Parmi les quinze membres du conseil, les cinq qui proviennent de l'UPA ont exprimé leur dissidence par rapport à l'adoption de la mesure d'efficacité des fermes, la plus contestée par les producteurs. Celle-ci modifiera le calcul des compensations de l'ASRA en éliminant les coûts de production du quart des fermes les moins efficaces.

Le coût de production moyen diminuera donc, et les compensations financières aussi. Ce système entrera en vigueur dès cette année pour les producteurs de céréales, puis l'année prochaine pour les productions animales.

«C'est une décision malheureuse et lourde de conséquences, qui témoigne d'une grande insensibilité des gens de la Financière à l'égard de ce que les producteurs vivent depuis trois ou quatre ans, affirme le président de l'UPA, Christian Lacasse. Ils ne pourront pas encaisser une coupe comme celle-là. C'est trop.»

Dans un communiqué, l'UPA affirme que les administrateurs de la Financière ont fait preuve d'un «manque de courage inacceptable». En entrevue à La Presse Affaires, le président-directeur général de l'organisme, Jacques Brind'Amour, dit exactement le contraire. «La majorité du conseil a pris ses responsabilités et a eu le courage de prendre des décisions.»

L'UPA craint la faillite de nombreuses entreprises agricoles et évoque le point de rupture.

De son côté, Jacques Brind'Amour convient que les mesures de resserrement auront des impacts, «mais je ne pense pas qu'elles vont déstructurer l'agriculture», précise-t-il. «Une fois que ces mesures de resserrement ont été prises, est-ce que les agriculteurs québécois sont toujours les mieux protégés et les mieux soutenus au Canada? La réponse est oui.»

Le Ministère de l'Agriculture a prévu 20 millions de dollars pour la mise en place de mesures d'adaption à la nouvelle formule de l'ASRA. Le ministère annoncera les détails dans quelques semaines.

Mais Christian Lacasse n'en démord pas. «On va passer à l'action. On ne lâchera pas là-dessus. Cette mesure-là va trop loin. Il ne faut pas faire l'erreur d'attendre un an ou deux. Il sera trop tard. Il y aurait eu d'autres choix pour éviter l'affrontement. Là, il y aura un affrontement.»

Bataille de chiffres

La Financière évalue que la mesure d'efficacité diminuera de 3% en moyenne le revenu des agriculteurs qui reçoivent une compensation de l'ASRA. Cela équivaut à environ 75 millions par année, sur un total de 111 millions de compressions.
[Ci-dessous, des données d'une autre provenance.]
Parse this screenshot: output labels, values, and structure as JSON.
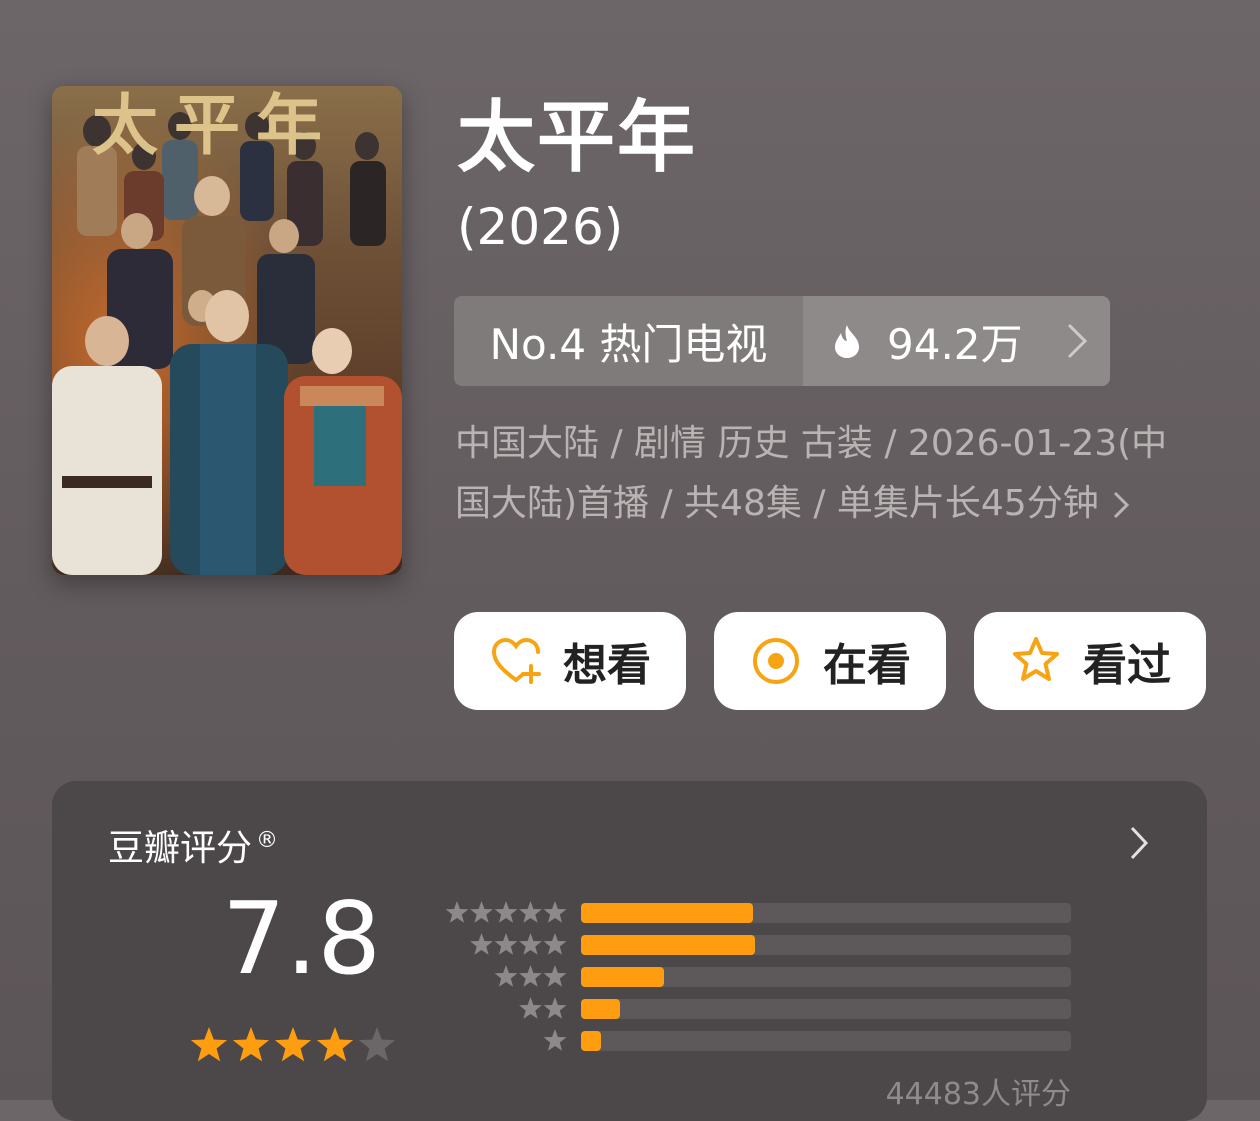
{
  "movie": {
    "title": "太平年",
    "year": "(2026)",
    "poster_title_text": "太平年"
  },
  "rank": {
    "label": "No.4 热门电视",
    "heat": "94.2万"
  },
  "meta": {
    "line": "中国大陆 / 剧情 历史 古装 / 2026-01-23(中国大陆)首播 / 共48集 / 单集片长45分钟"
  },
  "actions": {
    "want_label": "想看",
    "watching_label": "在看",
    "watched_label": "看过"
  },
  "rating": {
    "title": "豆瓣评分",
    "registered_mark": "®",
    "score": "7.8",
    "stars": 4,
    "count_text": "44483人评分",
    "distribution": [
      {
        "stars": 5,
        "fraction": 0.35
      },
      {
        "stars": 4,
        "fraction": 0.355
      },
      {
        "stars": 3,
        "fraction": 0.17
      },
      {
        "stars": 2,
        "fraction": 0.08
      },
      {
        "stars": 1,
        "fraction": 0.04
      }
    ]
  },
  "colors": {
    "accent": "#ff9d10",
    "background": "#655e60",
    "card": "#4c4748"
  }
}
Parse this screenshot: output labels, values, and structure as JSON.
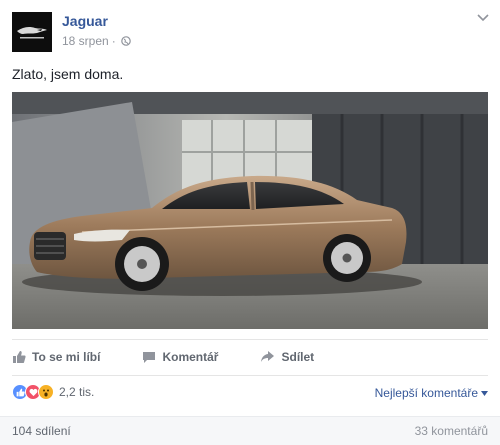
{
  "post": {
    "page_name": "Jaguar",
    "date": "18 srpen",
    "separator": "·",
    "text": "Zlato, jsem doma.",
    "image_icon": "jaguar-xj-car-photo"
  },
  "actions": {
    "like": "To se mi líbí",
    "comment": "Komentář",
    "share": "Sdílet"
  },
  "reactions": {
    "count": "2,2 tis.",
    "types": [
      "like",
      "love",
      "wow"
    ],
    "best_comments": "Nejlepší komentáře"
  },
  "footer": {
    "shares": "104 sdílení",
    "comments": "33 komentářů"
  },
  "colors": {
    "link": "#365899",
    "muted": "#90949c",
    "like": "#5890ff",
    "love": "#f25268",
    "wow": "#f7b125"
  }
}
Mais l'UPA estime à plus de 160 millions les coupes associées à l'ensemble des mesures de redressement de l'ASRA. Selon le syndicat, la Financière dégagera des surplus de 80 à 100 millions par année dans les cinq prochaines années, aux dépens des agriculteurs.
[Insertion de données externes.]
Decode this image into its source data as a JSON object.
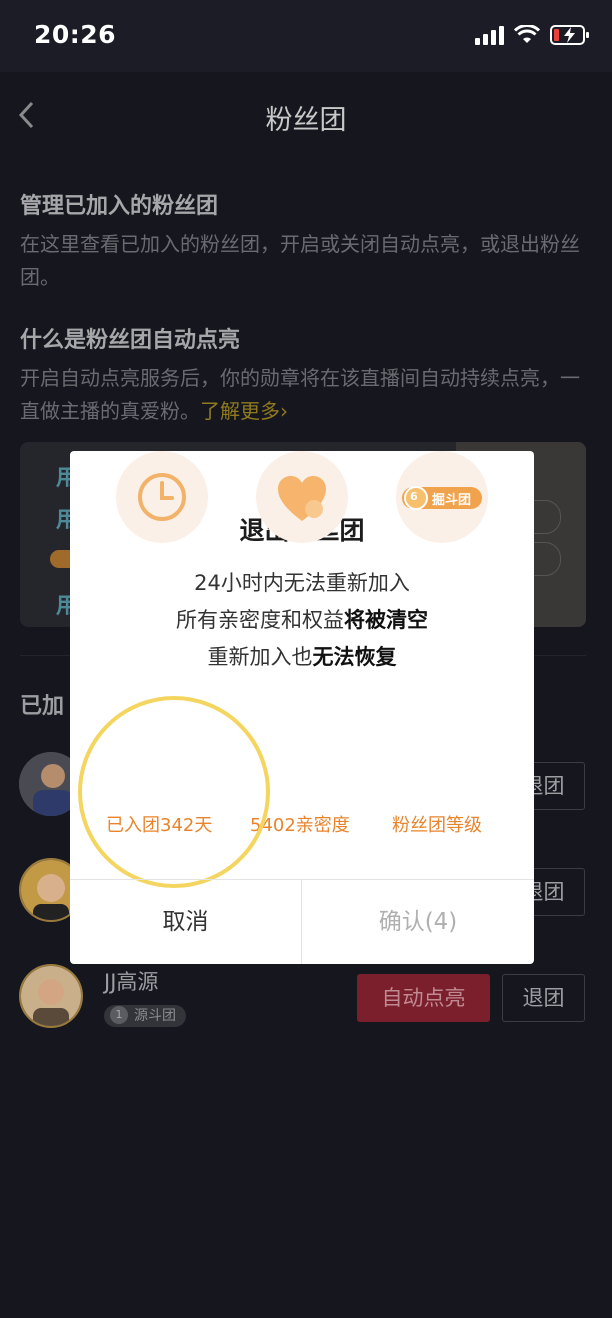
{
  "status_bar": {
    "time": "20:26"
  },
  "nav": {
    "back_icon": "chevron-left-icon",
    "title": "粉丝团"
  },
  "manage": {
    "title": "管理已加入的粉丝团",
    "body": "在这里查看已加入的粉丝团，开启或关闭自动点亮，或退出粉丝团。"
  },
  "auto_light": {
    "title": "什么是粉丝团自动点亮",
    "body": "开启自动点亮服务后，你的勋章将在该直播间自动持续点亮，一直做主播的真爱粉。",
    "link": "了解更多›"
  },
  "joined_section": {
    "title": "已加"
  },
  "rows": [
    {
      "name": "",
      "badge": "",
      "unjoin": "退团"
    },
    {
      "name": "",
      "badge": "",
      "unjoin": "退团"
    },
    {
      "name": "JJ高源",
      "badge": "源斗团",
      "auto": "自动点亮",
      "unjoin": "退团"
    }
  ],
  "dialog": {
    "title": "退出粉丝团",
    "line1": "24小时内无法重新加入",
    "line2_prefix": "所有亲密度和权益",
    "line2_bold": "将被清空",
    "line3_prefix": "重新加入也",
    "line3_bold": "无法恢复",
    "features": [
      {
        "icon": "clock-icon",
        "label": "已入团342天"
      },
      {
        "icon": "heart-icon",
        "label": "5402亲密度"
      },
      {
        "icon": "fan-badge-icon",
        "badge_level": "6",
        "badge_name": "掘斗团",
        "label": "粉丝团等级"
      }
    ],
    "cancel": "取消",
    "confirm": "确认(4)"
  },
  "colors": {
    "accent_orange": "#e8842c",
    "highlight_yellow": "#f4d55f",
    "auto_button_red": "#7a1f2b"
  }
}
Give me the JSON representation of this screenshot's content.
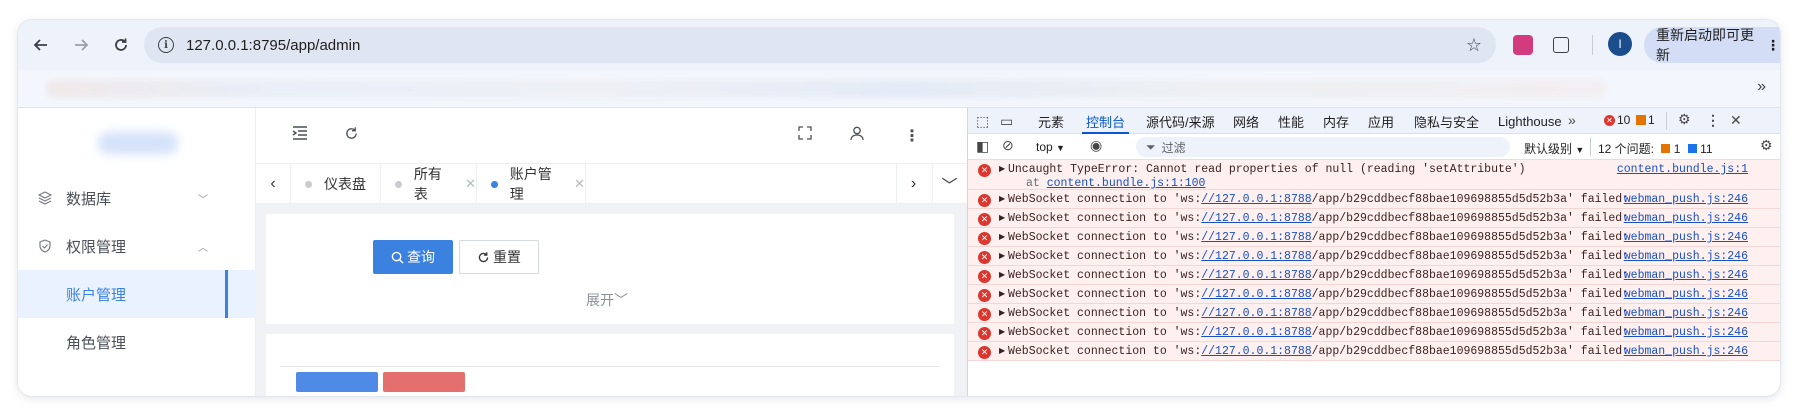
{
  "browser": {
    "url": "127.0.0.1:8795/app/admin",
    "profile_initial": "I",
    "restart_label": "重新启动即可更新",
    "more_bookmarks": "»"
  },
  "sidebar": {
    "items": [
      {
        "label": "数据库",
        "icon": "layers-icon"
      },
      {
        "label": "权限管理",
        "icon": "shield-icon"
      },
      {
        "label": "账户管理",
        "active": true
      },
      {
        "label": "角色管理"
      }
    ]
  },
  "tabs": [
    {
      "label": "仪表盘"
    },
    {
      "label": "所有表"
    },
    {
      "label": "账户管理",
      "active": true
    }
  ],
  "search_form": {
    "query_label": "查询",
    "reset_label": "重置",
    "expand_label": "展开"
  },
  "devtools": {
    "tabs": [
      "元素",
      "控制台",
      "源代码/来源",
      "网络",
      "性能",
      "内存",
      "应用",
      "隐私与安全",
      "Lighthouse"
    ],
    "active_tab": "控制台",
    "error_count": "10",
    "warning_count": "1",
    "context": "top",
    "filter_placeholder": "过滤",
    "level": "默认级别",
    "issues_label": "12 个问题:",
    "issues_warn": "1",
    "issues_info": "11",
    "messages": [
      {
        "prefix": "Uncaught TypeError: Cannot read properties of null (reading 'setAttribute')",
        "sub_prefix": "at ",
        "sub_link": "content.bundle.js:1:100",
        "source": "content.bundle.js:1"
      },
      {
        "prefix": "WebSocket connection to 'ws:",
        "link": "//127.0.0.1:8788",
        "suffix": "/app/b29cddbecf88bae109698855d5d52b3a' failed:",
        "source": "webman_push.js:246"
      },
      {
        "prefix": "WebSocket connection to 'ws:",
        "link": "//127.0.0.1:8788",
        "suffix": "/app/b29cddbecf88bae109698855d5d52b3a' failed:",
        "source": "webman_push.js:246"
      },
      {
        "prefix": "WebSocket connection to 'ws:",
        "link": "//127.0.0.1:8788",
        "suffix": "/app/b29cddbecf88bae109698855d5d52b3a' failed:",
        "source": "webman_push.js:246"
      },
      {
        "prefix": "WebSocket connection to 'ws:",
        "link": "//127.0.0.1:8788",
        "suffix": "/app/b29cddbecf88bae109698855d5d52b3a' failed:",
        "source": "webman_push.js:246"
      },
      {
        "prefix": "WebSocket connection to 'ws:",
        "link": "//127.0.0.1:8788",
        "suffix": "/app/b29cddbecf88bae109698855d5d52b3a' failed:",
        "source": "webman_push.js:246"
      },
      {
        "prefix": "WebSocket connection to 'ws:",
        "link": "//127.0.0.1:8788",
        "suffix": "/app/b29cddbecf88bae109698855d5d52b3a' failed:",
        "source": "webman_push.js:246"
      },
      {
        "prefix": "WebSocket connection to 'ws:",
        "link": "//127.0.0.1:8788",
        "suffix": "/app/b29cddbecf88bae109698855d5d52b3a' failed:",
        "source": "webman_push.js:246"
      },
      {
        "prefix": "WebSocket connection to 'ws:",
        "link": "//127.0.0.1:8788",
        "suffix": "/app/b29cddbecf88bae109698855d5d52b3a' failed:",
        "source": "webman_push.js:246"
      },
      {
        "prefix": "WebSocket connection to 'ws:",
        "link": "//127.0.0.1:8788",
        "suffix": "/app/b29cddbecf88bae109698855d5d52b3a' failed:",
        "source": "webman_push.js:246"
      }
    ]
  },
  "colors": {
    "accent": "#3b82e0",
    "error": "#dc362e",
    "delete_button": "#e36f6f"
  }
}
La Financière rétorque que dans son calcul, le syndicat oublie certains paramètres, dont le coût des intérêts du déficit de l'ASRA, et qu'il exagère certaines données et prévisions.

Notons que la Financière a reporté l'entrée en vigueur d'une autre mesure controversée, cette fois liée à la rémunération de l'exploitant, et qui affectait principalement le revenu des producteurs de céréales.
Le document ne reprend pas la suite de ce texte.